Working from home, many of us have reassessed our office wardrobes. This writer has gone further and unconsciously uncoupled with her accessories
“Before you leave the house, look in the mirror and take one thing off.”
Coco Chanel’s quote is legendary, a mantra for those sartorially predisposed for over-egging the pudding. But when it’s a pandemic and we’re rarely leaving the house, is it obsolete?
For me, before I leave my bedroom, I look in the mirror and there’s literally not one extraneous thing to take off. I’ve become so monastically unadorned during the lockdown, I’m as good as naked.
It wasn’t always so. From neon Swatch watches and coral necklaces in the 1980s to friendship bracelets and ribbon chokers in the 1990s, I’ve always loved accessories, developing a later penchant for vintage, and vintage-style, jewellery: twinkling bug brooches, citrine rings and laser cut acrylic necklaces. And then lockdown happened and they’re gathering Miss Havisham layers of dust. It’s not to say I no longer love them as objects of beauty or sentimentality. I just don’t want to wear them anymore.
It turns out that my love of jewellery is entirely performative
I’ve written previously about how our relationship with clothing has changed seismically during the pandemic, that our BC (Before Coronavirus) wardrobe was merely armour and ultimately had little to do with pleasing oneself. For those of us still working remotely and whose social life consists of saying hi to the guy behind the counter at the local corner shop, accessories have taken a similarly antiquated turn. It turns out that my love of jewellery is entirely performative.
“Statement” jewellery, along with high heels, clutch bags, lipstick and dresses (remember them?), feel as anachronistic as snogging a stranger in a mosh pit; something at once quaint and daring. BC, I always removed my baubles, wristwatch – and bra – as soon as I got home from work, a gesture of release/relief. But now that my work is at home, they just don’t even make it on to my body in the first place. My watch, just as my underwired underwear, has been in a drawer since March.
I want to feel as free as possible: bare wrists, ears and neckline, against this interminable backdrop of travel and social restrictions. Fortunately, I’m probably an anomaly, and jewellers won’t go out of business any time soon. However I can confidently predict that shoe retailers will be sourcing considerably more flats than heels this so-called festive season. Twenty-twenty will be remembered for many things and hobbling around at the office Christmas party won’t be one of them.
On the other side of this hideous global event, I’ll want to pogo and skip and leap, and maybe even do the conga, and there’s no stiletto or even Mary Jane in the world that will enable that
When we eventually meet and dance again, I want to be as unencumbered as can be, not garrotted by my own neckpiece, or having to sit down midway through Uptown Funk because my (slab-flat) feet hurt. Yes, heeled shoes make legs look longer, leaner and more muscular. But after so many months of wafting around the home “office”, ie kitchen table, wearing flappy pyjama trousers and hideous slippers, will the gain ever be worth the pain? On the other side of this hideous global event, I’ll want to pogo and skip and leap, and maybe even do the conga, and there’s no stiletto or even Mary Jane in the world that will enable that.
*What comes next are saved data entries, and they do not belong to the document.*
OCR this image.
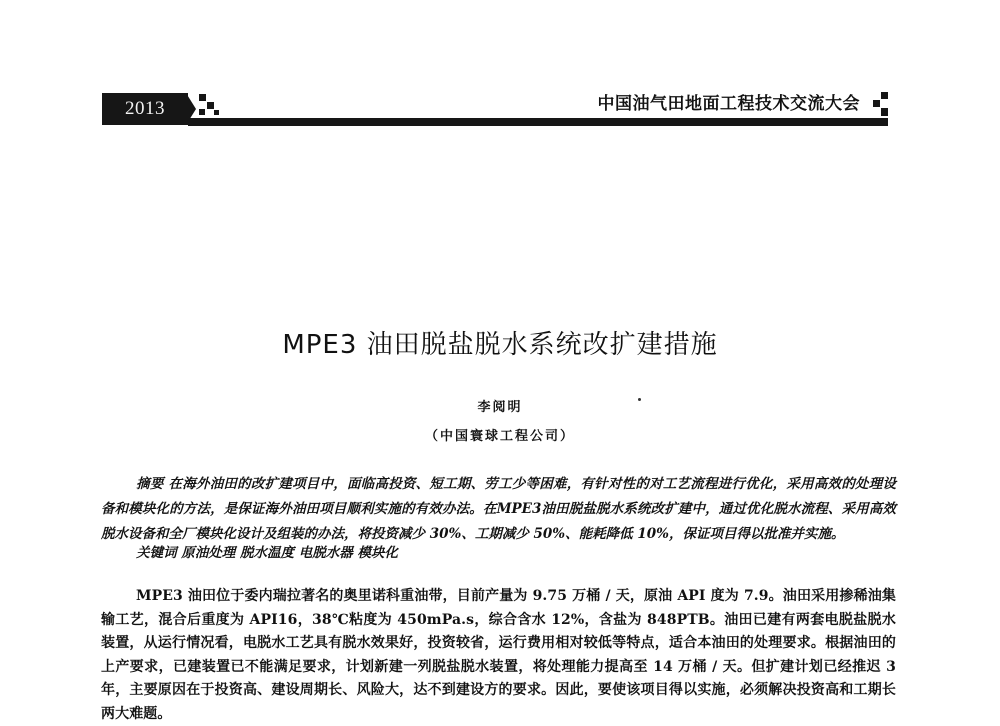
2013	中国油气田地面工程技术交流大会
MPE3 油田脱盐脱水系统改扩建措施
李阅明
（中国寰球工程公司）

摘要 在海外油田的改扩建项目中，面临高投资、短工期、劳工少等困难，有针对性的对工艺流程进行优化，采用高效的处理设备和模块化的方法，是保证海外油田项目顺利实施的有效办法。在MPE3油田脱盐脱水系统改扩建中，通过优化脱水流程、采用高效脱水设备和全厂模块化设计及组装的办法，将投资减少 30%、工期减少 50%、能耗降低 10%，保证项目得以批准并实施。

关键词 原油处理 脱水温度 电脱水器 模块化

MPE3 油田位于委内瑞拉著名的奥里诺科重油带，目前产量为 9.75 万桶 / 天，原油 API 度为 7.9。油田采用掺稀油集输工艺，混合后重度为 API16，38℃粘度为 450mPa.s，综合含水 12%，含盐为 848PTB。油田已建有两套电脱盐脱水装置，从运行情况看，电脱水工艺具有脱水效果好，投资较省，运行费用相对较低等特点，适合本油田的处理要求。根据油田的上产要求，已建装置已不能满足要求，计划新建一列脱盐脱水装置，将处理能力提高至 14 万桶 / 天。但扩建计划已经推迟 3 年，主要原因在于投资高、建设周期长、风险大，达不到建设方的要求。因此，要使该项目得以实施，必须解决投资高和工期长两大难题。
For me, jewellery has come to represent a more carefree time, of getting dressed up for a night on the tiles, of lilting laughter, music and bonhomie; the luxury of being flippant and a little bit vain
Jewellery is less physically constrictive, obviously, but its psychological shadow looms large. The rings on my fingers, the proverbial bells on my toes… for me, they represent a more carefree time, of getting dressed up for a night on the tiles, of lilting laughter, music and bonhomie; the luxury of being flippant and a little bit vain. They’re reminders, too, of the mundane but psychologically necessary rituals of going to work – physical manifestations of putting on your game face.
Perhaps the only accessory I should be wearing is a black armband, to mourn all that we’ve lost in 2020. The craic we never had, the loved ones we never got to embrace in real life. If that sounds melodramatic, so be it. My trinkets are a Pandora’s box I’ll open when I’m good and ready. In the meantime, I’ll take comfort in my own uninterrupted skin, devoid of clasps, chains and bindings, grasping every tiny glimmer of freedom I can get my naked hands on.